Sembilan tahun lalu, menjadi momen tak terlupakan bagi Amilia Agustin. Ketika itu dirinya mendapat undangan ke Jakarta sebagai kandidat Penerima SATU Indonesia Awards 2010. Amilia mengira kandidat lain peraih penghargaan itu adalah anak-anak seusianya, namun ternyata dia menjadi kandidat termuda. Saat itu usianya masih 14 tahun.

“Dulu datangnya dengan Mama. Orang-orang menyangka Mama yang jadi kandidat Astra Award. Jadi yang ditanya-tanya oleh kandidat lain tuh Mama,” ujar Amilia yang mendapat julukan ratu sampah dari teman-temannya.

Saat itu, menurut Amilia, kandidat lain yang usianya paling dekat dengannya merupakan seorang mahasiswa. Amilia tercatat menjadi kandidat termuda bukan hanya pada ajang SATU Indonesia Awards 2010, melainkan sejak program itu dirintis hingga kini.

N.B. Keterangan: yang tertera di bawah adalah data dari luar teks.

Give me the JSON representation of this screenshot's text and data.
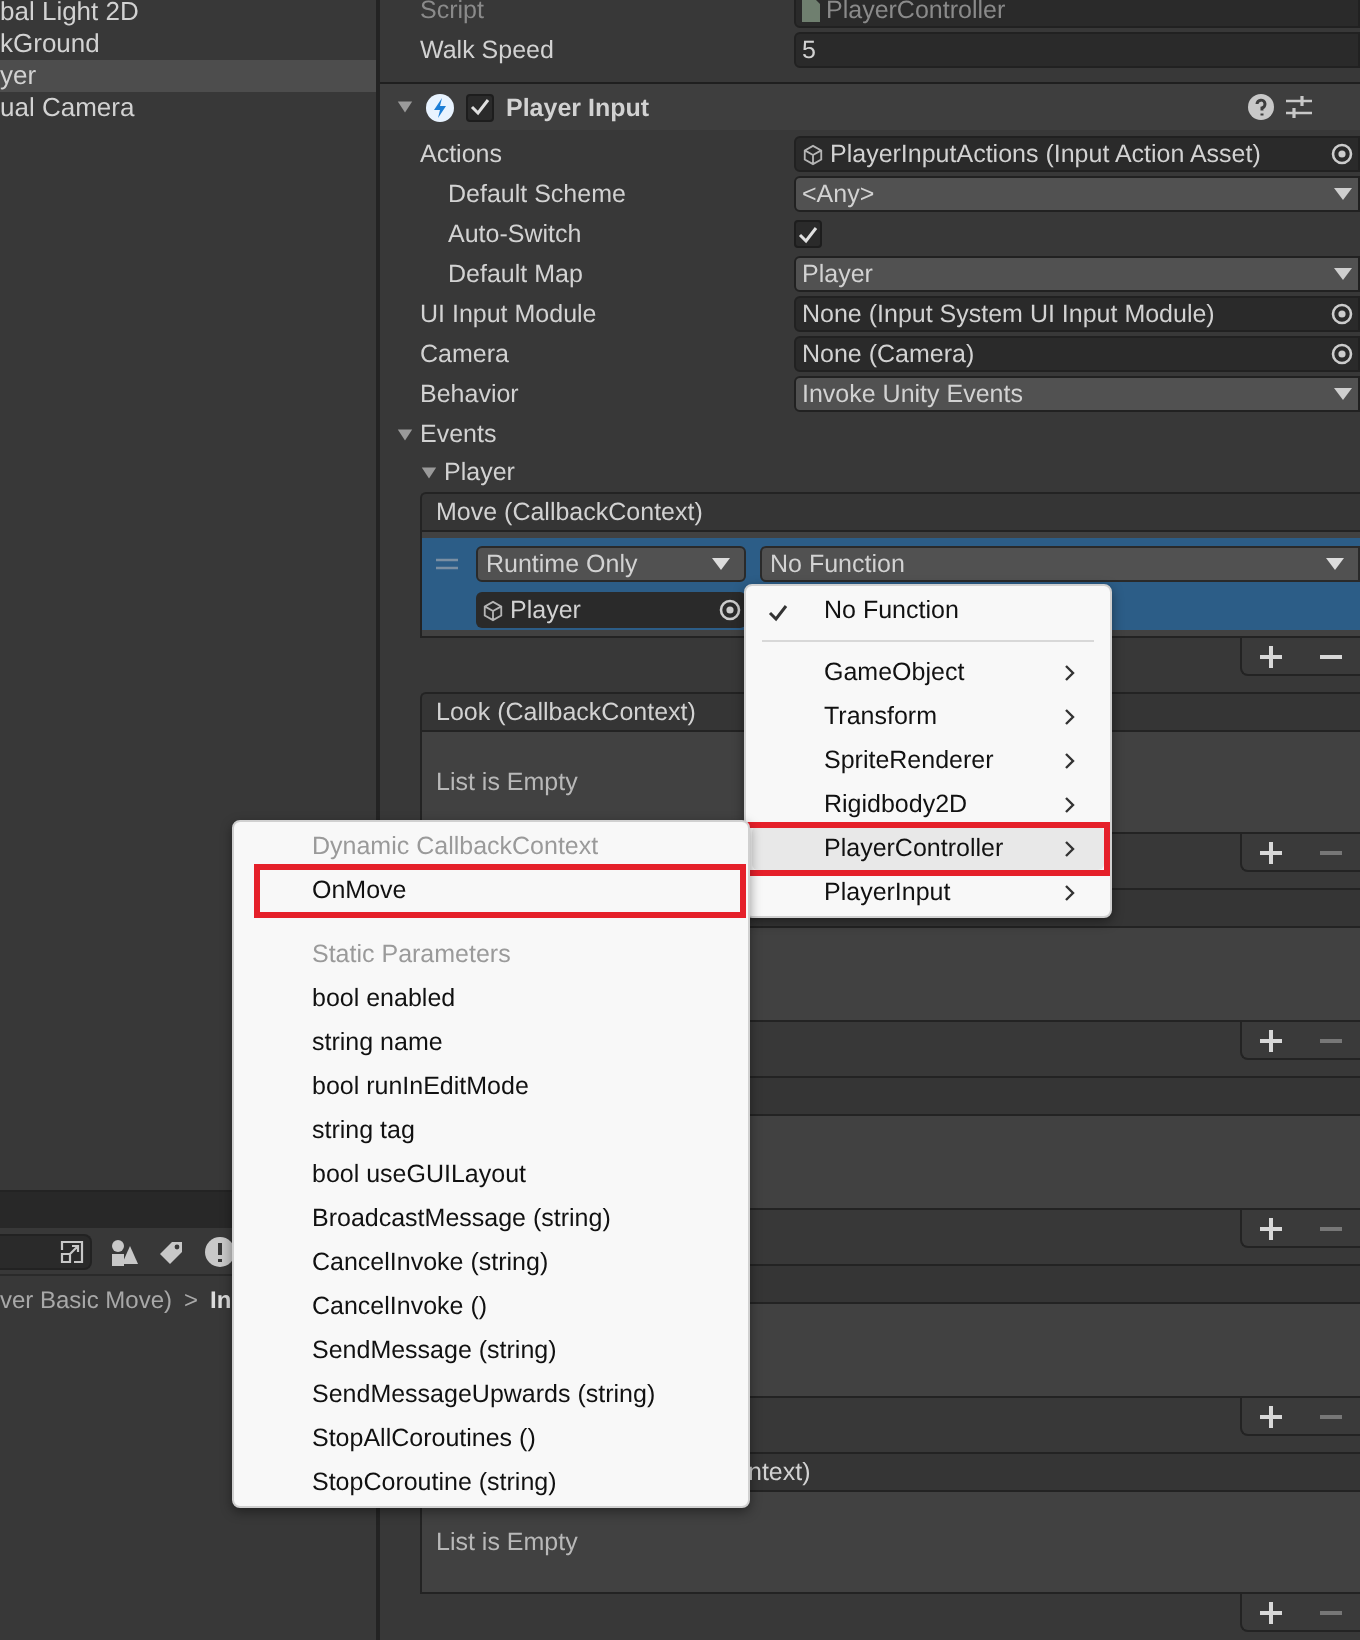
{
  "hierarchy": {
    "items": [
      {
        "label": "bal Light 2D",
        "selected": false
      },
      {
        "label": "kGround",
        "selected": false
      },
      {
        "label": "yer",
        "selected": true
      },
      {
        "label": "ual Camera",
        "selected": false
      }
    ]
  },
  "project": {
    "breadcrumb": [
      {
        "label": "ver Basic Move)",
        "current": false
      },
      {
        "label": "In",
        "current": true
      }
    ],
    "separator": ">"
  },
  "inspector": {
    "script": {
      "label": "Script",
      "value": "PlayerController",
      "disabled": true
    },
    "walk_speed": {
      "label": "Walk Speed",
      "value": "5"
    },
    "component": {
      "title": "Player Input",
      "enabled": true,
      "expanded": true,
      "properties": [
        {
          "label": "Actions",
          "kind": "object",
          "value": "PlayerInputActions (Input Action Asset)",
          "children": [
            {
              "label": "Default Scheme",
              "kind": "dropdown",
              "value": "<Any>"
            },
            {
              "label": "Auto-Switch",
              "kind": "checkbox",
              "checked": true
            },
            {
              "label": "Default Map",
              "kind": "dropdown",
              "value": "Player"
            }
          ]
        },
        {
          "label": "UI Input Module",
          "kind": "object",
          "value": "None (Input System UI Input Module)"
        },
        {
          "label": "Camera",
          "kind": "object",
          "value": "None (Camera)"
        },
        {
          "label": "Behavior",
          "kind": "dropdown",
          "value": "Invoke Unity Events"
        }
      ],
      "events": {
        "label": "Events",
        "expanded": true,
        "maps": [
          {
            "label": "Player",
            "expanded": true,
            "events": [
              {
                "header": "Move (CallbackContext)",
                "can_remove": true,
                "listeners": [
                  {
                    "runtime": "Runtime Only",
                    "function": "No Function",
                    "target": "Player",
                    "selected": true
                  }
                ]
              },
              {
                "header": "Look (CallbackContext)",
                "empty_text": "List is Empty",
                "can_remove": false
              },
              {
                "can_remove": false
              },
              {
                "can_remove": false
              },
              {
                "can_remove": false
              },
              {
                "header": "ntext)",
                "empty_text": "List is Empty",
                "can_remove": false
              }
            ]
          }
        ]
      }
    }
  },
  "function_menu": {
    "items": [
      {
        "kind": "check",
        "label": "No Function",
        "checked": true
      },
      {
        "kind": "separator"
      },
      {
        "kind": "submenu",
        "label": "GameObject",
        "selected": false,
        "annotated": false
      },
      {
        "kind": "submenu",
        "label": "Transform",
        "selected": false,
        "annotated": false
      },
      {
        "kind": "submenu",
        "label": "SpriteRenderer",
        "selected": false,
        "annotated": false
      },
      {
        "kind": "submenu",
        "label": "Rigidbody2D",
        "selected": false,
        "annotated": false
      },
      {
        "kind": "submenu",
        "label": "PlayerController",
        "selected": true,
        "annotated": true
      },
      {
        "kind": "submenu",
        "label": "PlayerInput",
        "selected": false,
        "annotated": false
      }
    ]
  },
  "method_menu": {
    "items": [
      {
        "kind": "heading",
        "label": "Dynamic CallbackContext"
      },
      {
        "kind": "item",
        "label": "OnMove",
        "annotated": true
      },
      {
        "kind": "heading",
        "label": "Static Parameters"
      },
      {
        "kind": "item",
        "label": "bool enabled",
        "annotated": false
      },
      {
        "kind": "item",
        "label": "string name",
        "annotated": false
      },
      {
        "kind": "item",
        "label": "bool runInEditMode",
        "annotated": false
      },
      {
        "kind": "item",
        "label": "string tag",
        "annotated": false
      },
      {
        "kind": "item",
        "label": "bool useGUILayout",
        "annotated": false
      },
      {
        "kind": "item",
        "label": "BroadcastMessage (string)",
        "annotated": false
      },
      {
        "kind": "item",
        "label": "CancelInvoke (string)",
        "annotated": false
      },
      {
        "kind": "item",
        "label": "CancelInvoke ()",
        "annotated": false
      },
      {
        "kind": "item",
        "label": "SendMessage (string)",
        "annotated": false
      },
      {
        "kind": "item",
        "label": "SendMessageUpwards (string)",
        "annotated": false
      },
      {
        "kind": "item",
        "label": "StopAllCoroutines ()",
        "annotated": false
      },
      {
        "kind": "item",
        "label": "StopCoroutine (string)",
        "annotated": false
      }
    ]
  }
}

Menggeluti dunia sampah berawal dari keresahan Ami, demikian Amilian kerap disapa, sejak dirinya duduk di bangku SMP. Tak sengaja, Ami melihat seorang bapak sedang makan tanpa cuci tangan di dekat gerobak berisi penuh sampah, tak jauh dari kompleks sekolah.

“Itu jangan-jangan sampahnya dari sekolah kita, ya,” kata Ami mengulang apa yang ada di pikirkannya saat itu. “Kalau si bapak itu sakit, jangan-jangan kita yang kena dosa juga.”

Ami menceritakan hal itu kepada guru biologi sekaligus pembimbingnya di ekstrakurikuler Karya Ilmiah Remaja (KIR). Ibu guru Nia, namanya. Menurut Ami, saat itu kampanye zerowaste atau upaya minimalisasi produksi sampah belum populer di kalangan anak muda.

“Bu, kira-kira kita bisa melakukan apa ya tentang sampah ini?” ujar Ami.

Ibu Nia menyarankan Ami dan teman-temannya di ekstrakurikuler KIR untuk mendatangi Yayasan Pengembangan Biosains dan Bioteknologi (YPBB) yang bergerak di bidang pengomposan dan pemilahan sampah. Sejak itulah Ami dan teman-temannya rutin belajar di YPBB, hingga menginspirasi mereka untuk membuat tempat pemilahan sampah organik dan anorganik.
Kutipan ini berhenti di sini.